L'eurodéputé de Place publique, Raphaël Glucksmann, a récemment plaidé en faveur d'une taxation des «superprofits» générés par les entreprises pétrolières en raison de la conjoncture géopolitique actuelle. Lors d'une intervention sur TF1, il a souligné que ces profits découlaient directement de la guerre au Moyen-Orient. Glucksmann estime que les fonds récoltés pourraient être utilisés pour accompagner les ménages face à la hausse des prix des carburants.
«Dans des situations de guerre, une démocratie responsable impose une taxe sur ceux qui tirent profit de la lutte pour investir dans le bien-être des citoyens», a-t-il déclaré. Il a également précisé qu'il ne s'agissait pas de pénaliser des profits liés à l’efficacité ou à l'innovation, mais bien ceux résultant d'une exploitation de la crise, citant des bénéfices atteignant plusieurs milliards d'euros. En référence aux initiatives mises en place en Espagne et en Pologne pendant la guerre en Ukraine, il a évoqué le potentiel d'un dispositif élargi en France, qui avait rapporté 69 millions d'euros pour l'État, comparativement à 28 milliards d'euros pour l'ensemble de l'Europe.
Glucksmann a répondu aux critiques en affirmant : «Dire que l’État profite de la crise est totalement erroné. En réalité, l’État investit pendant ces périodes difficiles». Il plaide également pour des «aides ciblées» pour les agriculteurs et les travailleurs fortement touchés par ces hausses de prix, se montrant positif quant à l'aide annoncée récemment par le Premier ministre pour les «travailleurs modestes grands rouleurs».

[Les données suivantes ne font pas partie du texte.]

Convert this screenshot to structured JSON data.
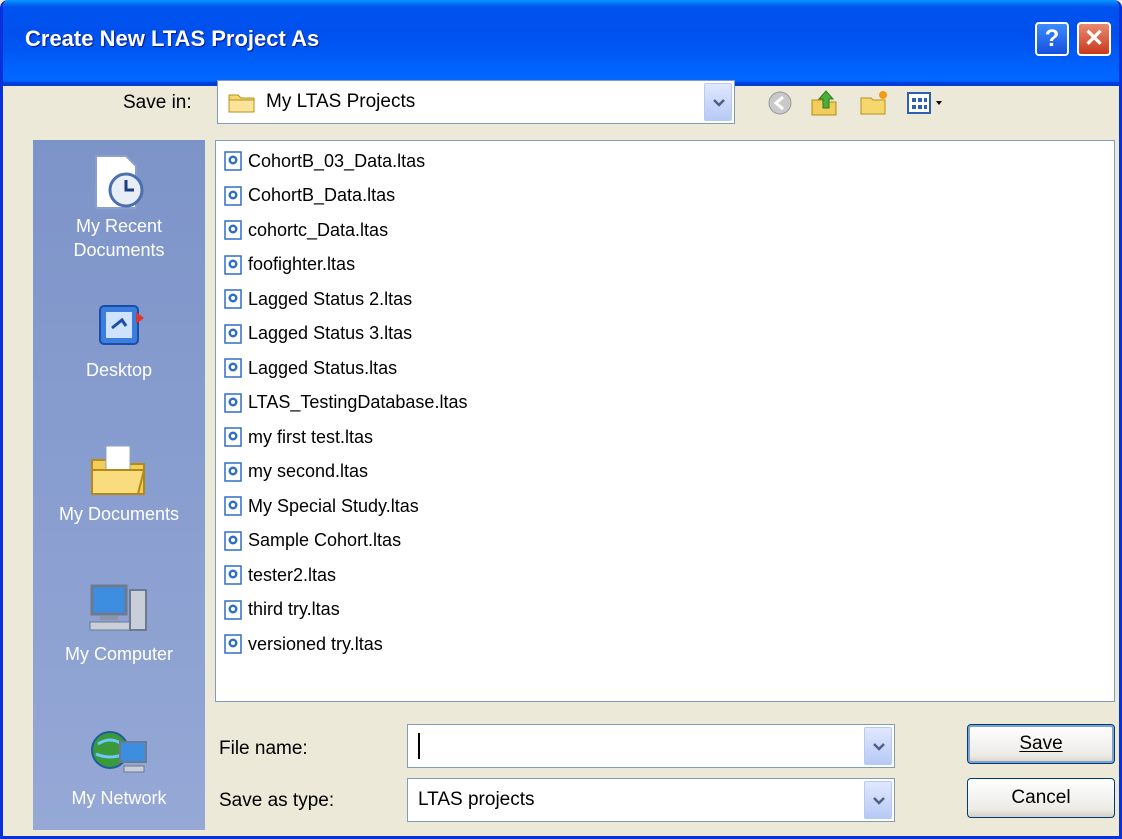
{
  "window": {
    "title": "Create New LTAS Project As"
  },
  "toolbar": {
    "save_in_label": "Save in:",
    "save_in_value": "My LTAS Projects"
  },
  "places": [
    {
      "label_line1": "My Recent",
      "label_line2": "Documents",
      "icon": "recent-documents-icon"
    },
    {
      "label_line1": "Desktop",
      "label_line2": "",
      "icon": "desktop-icon"
    },
    {
      "label_line1": "My Documents",
      "label_line2": "",
      "icon": "my-documents-icon"
    },
    {
      "label_line1": "My Computer",
      "label_line2": "",
      "icon": "my-computer-icon"
    },
    {
      "label_line1": "My Network",
      "label_line2": "",
      "icon": "my-network-icon"
    }
  ],
  "files": [
    "CohortB_03_Data.ltas",
    "CohortB_Data.ltas",
    "cohortc_Data.ltas",
    "foofighter.ltas",
    "Lagged Status 2.ltas",
    "Lagged Status 3.ltas",
    "Lagged Status.ltas",
    "LTAS_TestingDatabase.ltas",
    "my first test.ltas",
    "my second.ltas",
    "My Special Study.ltas",
    "Sample Cohort.ltas",
    "tester2.ltas",
    "third try.ltas",
    "versioned try.ltas"
  ],
  "form": {
    "file_name_label": "File name:",
    "file_name_value": "",
    "save_as_type_label": "Save as type:",
    "save_as_type_value": "LTAS projects"
  },
  "buttons": {
    "save": "Save",
    "cancel": "Cancel"
  },
  "colors": {
    "title_bar": "#0053ee",
    "places_bar": "#8e9ec9",
    "dialog_bg": "#ece9d8"
  }
}
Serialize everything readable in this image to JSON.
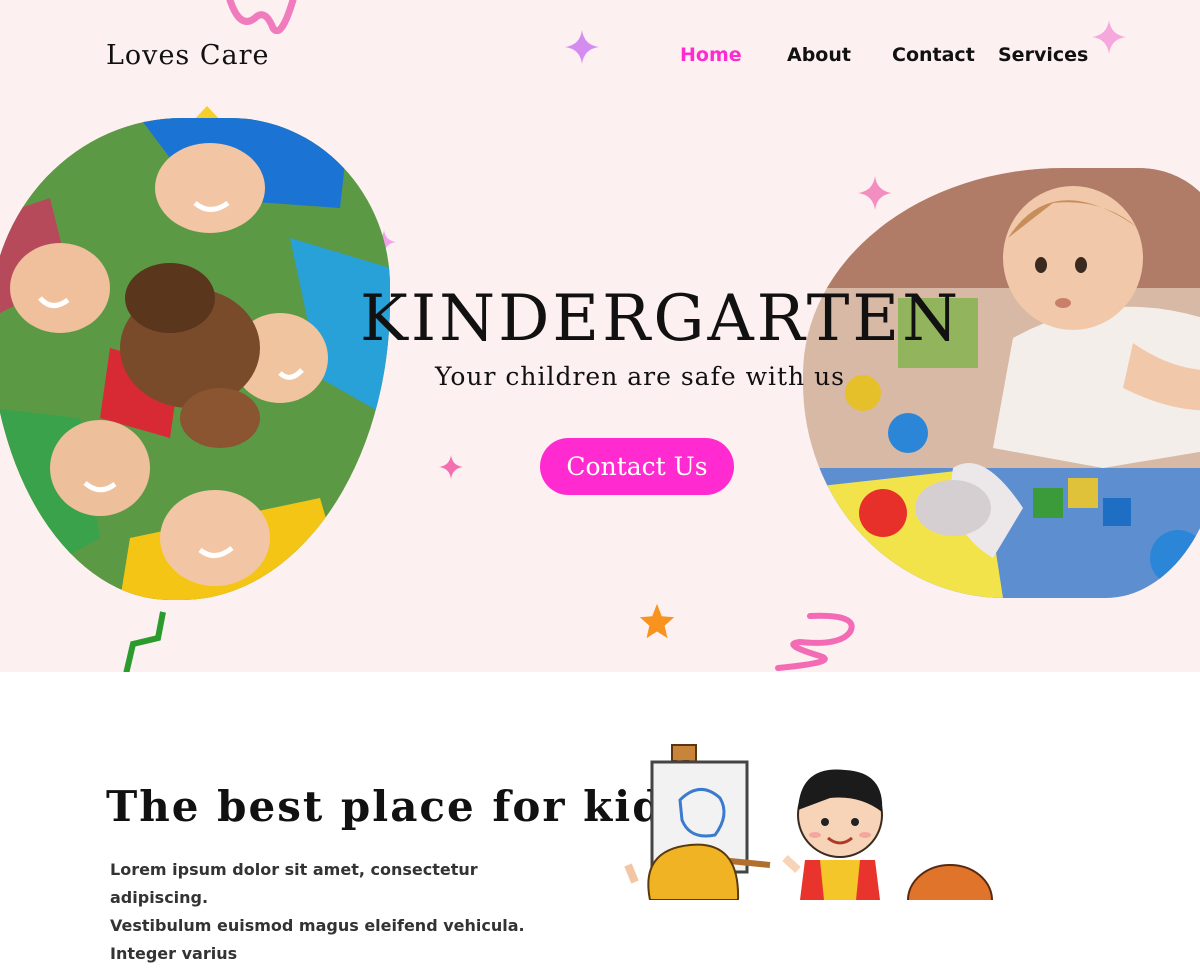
{
  "brand": {
    "logo": "Loves Care"
  },
  "nav": {
    "items": [
      "Home",
      "About",
      "Contact",
      "Services"
    ],
    "active": "Home"
  },
  "hero": {
    "title": "KINDERGARTEN",
    "subtitle": "Your children are safe with us",
    "cta_label": "Contact Us"
  },
  "section": {
    "title": "The best place for kids",
    "body_line1": "Lorem ipsum dolor sit amet, consectetur adipiscing.",
    "body_line2": "Vestibulum euismod magus eleifend vehicula. Integer varius"
  },
  "colors": {
    "accent": "#ff2bd0",
    "hero_bg": "#fdf0f0",
    "text": "#111111"
  }
}
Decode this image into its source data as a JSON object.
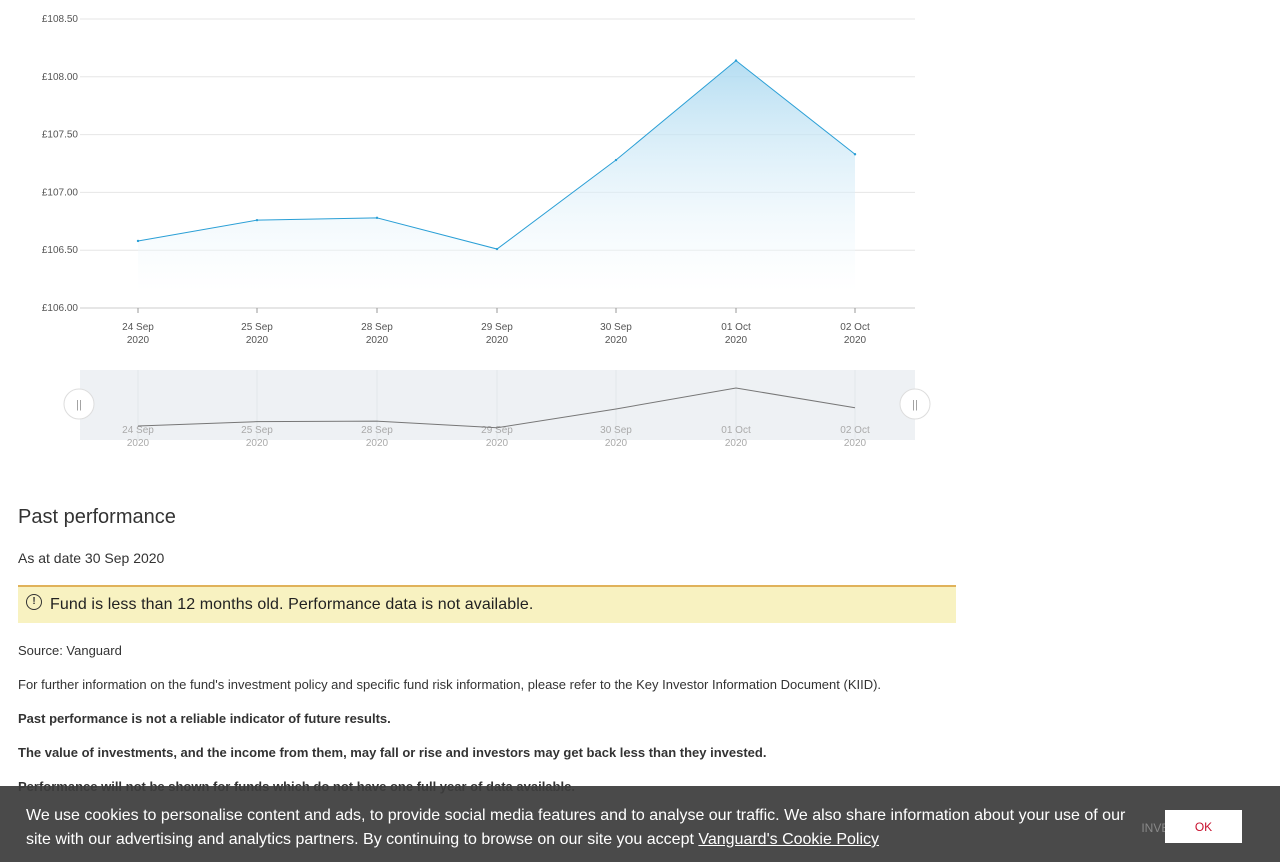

Il s'est opposé aux demandes du Rassemblement national visant à réduire la TVA sur les carburants, qualifiant cela de «faillite pour le pays». «Si de tels mouvements populistes accédaient au pouvoir, la France serait en danger», a-t-il averti. Des experts soutiennent que des solutions équilibrées sont nécessaires pour ne pas alourdir le fardeau fiscal tout en répondant aux urgences sociales actuelles.